Un Chipola con mucho swing

Sus cuadros de blues y jazz dejan con la boca abierta

García Martínez
GARCÍA MARTÍNEZ

Chipola ha decidido exponer su último experimento (por ahora) a base de papel, colores y mucho swing. Si lo digo así es porque este artista (que resulta ser un rebelde con causa) procura sacar siempre a la luz creaciones que, por su ingeniosa novedad, emboban a quien las contempla.

Lo que se dispone a mostrarnos, desde mañana mismo, en el Ámbito Cultural de El Corte Inglés, es una colección que responde al título de Blues & Jazz. Y si me permito calificarla de acojonante es porque estoy convencido de que lo es. Al menos para mí. Quizás el crítico especializado aporte adjetivos más idóneos. Pero yo soy de los del montón: mero oidor. Uno que pasaba por allí y no tiene otra salida que expresar lo que siente a la pata la llana. Aunque con la rotundidad que requiere lo espectacular de ese manojo de cuadros, en los que el dibujo y el color se enredan literalmente (y también magistralmente).

La temática recrea el concreto mundo de los negros afroamericanos que tocan, cantan y viven su tan particular circunstancia. Para dibujar/pintar como lo hace Chipola (que es un revolucionario de los sentimientos) hay que ser muy atrevido. Alguien que se enfrente al tema sin timideces. Incluso con descaro. Yendo por todas y más, si cabe. Es la manera de que (en la forma) podamos toparnos con una explosión de colores que te deja pasmado. Pues configura negros (y también negras) que se desenvuelven, tampoco diré que en un submundo de esclavitud rememorada, pero que (en el fondo) huelen a odisea.

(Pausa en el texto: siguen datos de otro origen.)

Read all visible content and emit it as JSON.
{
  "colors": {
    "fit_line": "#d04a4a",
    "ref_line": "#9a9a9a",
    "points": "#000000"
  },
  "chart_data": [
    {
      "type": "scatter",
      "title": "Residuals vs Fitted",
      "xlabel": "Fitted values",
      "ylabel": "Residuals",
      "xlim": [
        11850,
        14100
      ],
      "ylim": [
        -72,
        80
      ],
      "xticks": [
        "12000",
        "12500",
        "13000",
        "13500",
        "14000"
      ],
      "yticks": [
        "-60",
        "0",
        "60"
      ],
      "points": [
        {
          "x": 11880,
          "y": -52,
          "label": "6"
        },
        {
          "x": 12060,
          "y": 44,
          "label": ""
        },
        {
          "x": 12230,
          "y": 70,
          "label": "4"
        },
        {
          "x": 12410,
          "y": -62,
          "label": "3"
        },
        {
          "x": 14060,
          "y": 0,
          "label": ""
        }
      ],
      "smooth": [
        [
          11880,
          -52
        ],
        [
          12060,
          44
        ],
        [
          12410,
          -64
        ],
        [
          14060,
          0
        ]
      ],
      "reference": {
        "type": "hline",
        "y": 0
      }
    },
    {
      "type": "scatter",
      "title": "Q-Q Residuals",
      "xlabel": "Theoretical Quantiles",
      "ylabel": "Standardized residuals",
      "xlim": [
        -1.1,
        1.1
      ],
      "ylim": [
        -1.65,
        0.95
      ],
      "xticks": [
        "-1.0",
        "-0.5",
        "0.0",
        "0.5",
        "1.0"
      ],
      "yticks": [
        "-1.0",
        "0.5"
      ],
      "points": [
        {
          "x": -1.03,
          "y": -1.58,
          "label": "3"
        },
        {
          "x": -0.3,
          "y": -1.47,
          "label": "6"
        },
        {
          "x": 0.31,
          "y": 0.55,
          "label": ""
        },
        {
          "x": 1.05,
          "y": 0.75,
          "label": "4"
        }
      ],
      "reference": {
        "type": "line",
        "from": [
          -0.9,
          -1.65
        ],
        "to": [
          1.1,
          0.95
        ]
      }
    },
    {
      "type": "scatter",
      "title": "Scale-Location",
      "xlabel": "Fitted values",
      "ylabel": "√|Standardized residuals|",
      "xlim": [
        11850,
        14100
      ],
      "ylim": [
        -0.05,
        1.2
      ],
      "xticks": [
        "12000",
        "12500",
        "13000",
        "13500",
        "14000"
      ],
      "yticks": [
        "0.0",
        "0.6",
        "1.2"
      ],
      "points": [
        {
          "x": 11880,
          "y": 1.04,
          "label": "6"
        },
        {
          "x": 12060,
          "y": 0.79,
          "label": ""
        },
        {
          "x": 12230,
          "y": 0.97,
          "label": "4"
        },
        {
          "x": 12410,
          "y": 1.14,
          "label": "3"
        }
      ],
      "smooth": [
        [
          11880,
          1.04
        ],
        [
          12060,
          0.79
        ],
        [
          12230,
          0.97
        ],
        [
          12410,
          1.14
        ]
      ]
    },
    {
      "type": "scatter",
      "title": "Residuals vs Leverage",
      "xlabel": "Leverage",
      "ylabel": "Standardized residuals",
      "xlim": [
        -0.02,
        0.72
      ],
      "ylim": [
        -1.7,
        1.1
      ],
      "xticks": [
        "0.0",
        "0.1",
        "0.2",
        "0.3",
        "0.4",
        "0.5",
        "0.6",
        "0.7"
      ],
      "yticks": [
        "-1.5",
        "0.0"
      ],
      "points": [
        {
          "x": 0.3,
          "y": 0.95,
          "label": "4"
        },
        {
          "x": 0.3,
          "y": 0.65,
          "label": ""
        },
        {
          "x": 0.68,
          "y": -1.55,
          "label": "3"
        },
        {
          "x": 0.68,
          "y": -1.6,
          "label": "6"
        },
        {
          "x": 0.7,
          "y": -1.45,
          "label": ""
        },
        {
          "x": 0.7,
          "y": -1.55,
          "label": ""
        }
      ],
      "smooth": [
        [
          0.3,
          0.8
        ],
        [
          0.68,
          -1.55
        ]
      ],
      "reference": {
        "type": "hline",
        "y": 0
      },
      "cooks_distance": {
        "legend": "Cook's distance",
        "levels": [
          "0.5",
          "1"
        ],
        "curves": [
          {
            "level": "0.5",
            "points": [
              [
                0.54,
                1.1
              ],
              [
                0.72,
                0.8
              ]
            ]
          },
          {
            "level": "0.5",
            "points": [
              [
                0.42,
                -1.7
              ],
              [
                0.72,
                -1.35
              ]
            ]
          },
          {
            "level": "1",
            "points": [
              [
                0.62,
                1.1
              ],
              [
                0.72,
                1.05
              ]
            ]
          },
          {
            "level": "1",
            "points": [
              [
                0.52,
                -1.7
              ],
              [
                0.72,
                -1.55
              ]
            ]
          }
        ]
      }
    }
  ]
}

(Ojo al grupo de seis cantores más la vocalista en medio. Y ella como diciendo: «¡Y yo con estos pelos!», pues componen una reunión de reluciánganos electrizantes. O el negrito que morrea la armónica, apoyado el culo en las maderas de un rústico cercado).

Este Chipola del Blues & y Jazz articula ese puñado de estampas ('los santos', que decíamos los zagales), perfilando minuciosamente los detalles de los bembones y sus perdularios atuendos. Y, sin embargo, la visión de conjunto se te representa desvaída, como si se tratara de cosa soñada, tal que una emersión, diría yo.

¡Joder, véala el lector y luego hablamos!